A build-up of LDL cholesterol can block your arteries and hike your of having a heart attack, whereas HDL cholesterol counters this harmful mechanism by reducing the deposit in your arteries.
It is therefore important to avoid foods that increase levels of LDL cholesterol in your blood, while upping your intake foods that help maintain HDL cholesterol levels.
According to the NHS, you should avoid foods containing high levels of saturated fat, as they increase levels of LDL cholesterol in your blood.
Foods high in saturated fat include:
- Fried foods
- Sausages and fatty cuts of meat
- Ghee (a type of butter often used in Indian cooking)
- Hard cheese
- Cakes and biscuits
- Foods that contain coconut or palm oil
Instead, you should stick to a Mediterranean-style diet, which generally consists of eating more bread, fruit, vegetables and fish, and less meat.
Emphasising the heart-healthy benefits of following the Mediterranean diet, a study analysing health information of more than 2,500 Greek adults, ages 18 to 89, found that adults who closely followed the Mediterranean diet were 47 percent less likely to develop heart disease over a 10-year period compared to similar adults who did not closely follow the diet.
How do I know if I am having a heart attack?
According to the NHS, symptoms of a heart attack include:
Symptoms of a heart attack can include:
- Chest pain – a sensation of pressure, tightness or squeezing in the centre of your chest
- Pain in other parts of the body – it can feel as if the pain is travelling from your chest to your arms (usually the left arm is affected, but it can affect both arms), jaw, neck, back and tummy (abdomen)

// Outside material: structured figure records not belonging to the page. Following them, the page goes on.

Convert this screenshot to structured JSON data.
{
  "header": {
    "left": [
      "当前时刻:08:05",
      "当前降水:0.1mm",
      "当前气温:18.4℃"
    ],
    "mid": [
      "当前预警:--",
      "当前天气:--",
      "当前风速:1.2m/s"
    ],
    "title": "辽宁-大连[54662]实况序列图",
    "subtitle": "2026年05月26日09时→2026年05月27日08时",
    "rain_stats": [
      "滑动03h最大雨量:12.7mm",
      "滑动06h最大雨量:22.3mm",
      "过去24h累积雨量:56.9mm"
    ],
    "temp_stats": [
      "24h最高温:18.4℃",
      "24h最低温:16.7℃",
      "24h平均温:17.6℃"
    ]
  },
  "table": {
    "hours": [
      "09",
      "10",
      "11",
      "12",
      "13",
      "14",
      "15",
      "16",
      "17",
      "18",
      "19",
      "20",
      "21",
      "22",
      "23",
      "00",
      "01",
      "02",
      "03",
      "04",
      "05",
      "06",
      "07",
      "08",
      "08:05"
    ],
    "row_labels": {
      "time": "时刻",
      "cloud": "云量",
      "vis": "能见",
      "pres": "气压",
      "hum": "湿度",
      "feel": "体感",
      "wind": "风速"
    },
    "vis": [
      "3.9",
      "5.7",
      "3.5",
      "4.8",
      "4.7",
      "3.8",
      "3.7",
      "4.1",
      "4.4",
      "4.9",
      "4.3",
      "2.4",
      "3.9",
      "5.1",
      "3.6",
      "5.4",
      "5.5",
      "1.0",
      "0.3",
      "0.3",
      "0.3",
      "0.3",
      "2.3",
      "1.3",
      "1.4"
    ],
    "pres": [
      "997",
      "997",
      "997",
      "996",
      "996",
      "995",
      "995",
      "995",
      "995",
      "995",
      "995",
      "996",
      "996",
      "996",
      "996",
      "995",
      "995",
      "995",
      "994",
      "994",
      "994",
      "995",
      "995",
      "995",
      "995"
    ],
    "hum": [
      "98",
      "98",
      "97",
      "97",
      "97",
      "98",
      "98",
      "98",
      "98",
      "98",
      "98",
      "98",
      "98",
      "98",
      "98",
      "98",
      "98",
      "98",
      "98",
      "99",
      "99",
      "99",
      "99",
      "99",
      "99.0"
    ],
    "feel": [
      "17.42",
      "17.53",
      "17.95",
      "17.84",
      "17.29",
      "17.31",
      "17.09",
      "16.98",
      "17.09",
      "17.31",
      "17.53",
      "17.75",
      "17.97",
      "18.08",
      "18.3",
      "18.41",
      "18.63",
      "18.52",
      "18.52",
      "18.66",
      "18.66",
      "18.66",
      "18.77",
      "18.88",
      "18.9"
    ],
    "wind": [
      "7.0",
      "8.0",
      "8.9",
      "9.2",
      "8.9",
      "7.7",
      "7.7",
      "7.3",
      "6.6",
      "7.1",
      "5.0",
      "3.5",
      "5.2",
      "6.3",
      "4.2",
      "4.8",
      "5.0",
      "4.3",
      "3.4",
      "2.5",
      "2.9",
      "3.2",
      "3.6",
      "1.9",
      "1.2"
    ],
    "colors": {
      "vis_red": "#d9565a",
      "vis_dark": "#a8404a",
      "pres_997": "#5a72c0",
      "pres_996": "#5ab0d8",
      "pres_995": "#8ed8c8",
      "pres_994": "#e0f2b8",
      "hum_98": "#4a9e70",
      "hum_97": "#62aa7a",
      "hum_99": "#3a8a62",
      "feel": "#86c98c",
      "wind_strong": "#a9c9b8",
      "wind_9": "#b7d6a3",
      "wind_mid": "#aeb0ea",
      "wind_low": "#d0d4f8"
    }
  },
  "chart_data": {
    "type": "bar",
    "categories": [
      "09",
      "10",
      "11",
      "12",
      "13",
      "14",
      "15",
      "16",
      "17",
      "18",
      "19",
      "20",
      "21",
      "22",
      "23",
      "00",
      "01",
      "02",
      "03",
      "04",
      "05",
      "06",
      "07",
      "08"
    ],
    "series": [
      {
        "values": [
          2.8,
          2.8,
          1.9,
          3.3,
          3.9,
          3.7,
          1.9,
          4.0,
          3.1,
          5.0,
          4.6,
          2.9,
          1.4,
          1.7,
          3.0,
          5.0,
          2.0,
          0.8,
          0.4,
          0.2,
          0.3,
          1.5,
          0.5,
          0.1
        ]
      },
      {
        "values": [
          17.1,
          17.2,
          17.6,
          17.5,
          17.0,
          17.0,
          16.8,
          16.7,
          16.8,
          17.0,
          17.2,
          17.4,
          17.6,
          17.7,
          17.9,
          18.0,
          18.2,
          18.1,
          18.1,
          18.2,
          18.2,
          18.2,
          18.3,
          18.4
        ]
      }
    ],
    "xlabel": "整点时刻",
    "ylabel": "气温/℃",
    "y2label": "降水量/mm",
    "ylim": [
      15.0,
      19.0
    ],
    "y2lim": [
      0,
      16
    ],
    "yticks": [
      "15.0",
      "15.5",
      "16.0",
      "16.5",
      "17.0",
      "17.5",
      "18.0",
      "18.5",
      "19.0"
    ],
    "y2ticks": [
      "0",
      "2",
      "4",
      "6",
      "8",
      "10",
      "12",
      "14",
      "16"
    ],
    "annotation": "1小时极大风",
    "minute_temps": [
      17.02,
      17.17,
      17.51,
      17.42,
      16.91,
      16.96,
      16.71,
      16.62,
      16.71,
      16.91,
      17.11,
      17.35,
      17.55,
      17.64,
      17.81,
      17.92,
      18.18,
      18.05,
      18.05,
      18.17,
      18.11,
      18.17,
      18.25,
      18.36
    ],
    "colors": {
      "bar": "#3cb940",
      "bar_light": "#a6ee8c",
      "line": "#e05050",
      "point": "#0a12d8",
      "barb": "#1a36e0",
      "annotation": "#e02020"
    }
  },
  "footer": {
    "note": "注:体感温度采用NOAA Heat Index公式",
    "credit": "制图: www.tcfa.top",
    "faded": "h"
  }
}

- Feeling lightheaded or dizzy
- Shortness of breath
- Feeling sick (nausea) or being sick (vomiting)
- An overwhelming sense of anxiety (similar to having a panic attack)
- Coughing or wheezing
Although the chest pain is often severe, some people may only experience minor pain, similar to indigestion, or in some cases, there may be no chest pain at all, especially in women, older people, and people who have diabetes, explains the NHS.
“It’s the overall pattern of symptoms that helps to determine whether you are having a heart attack,” it adds.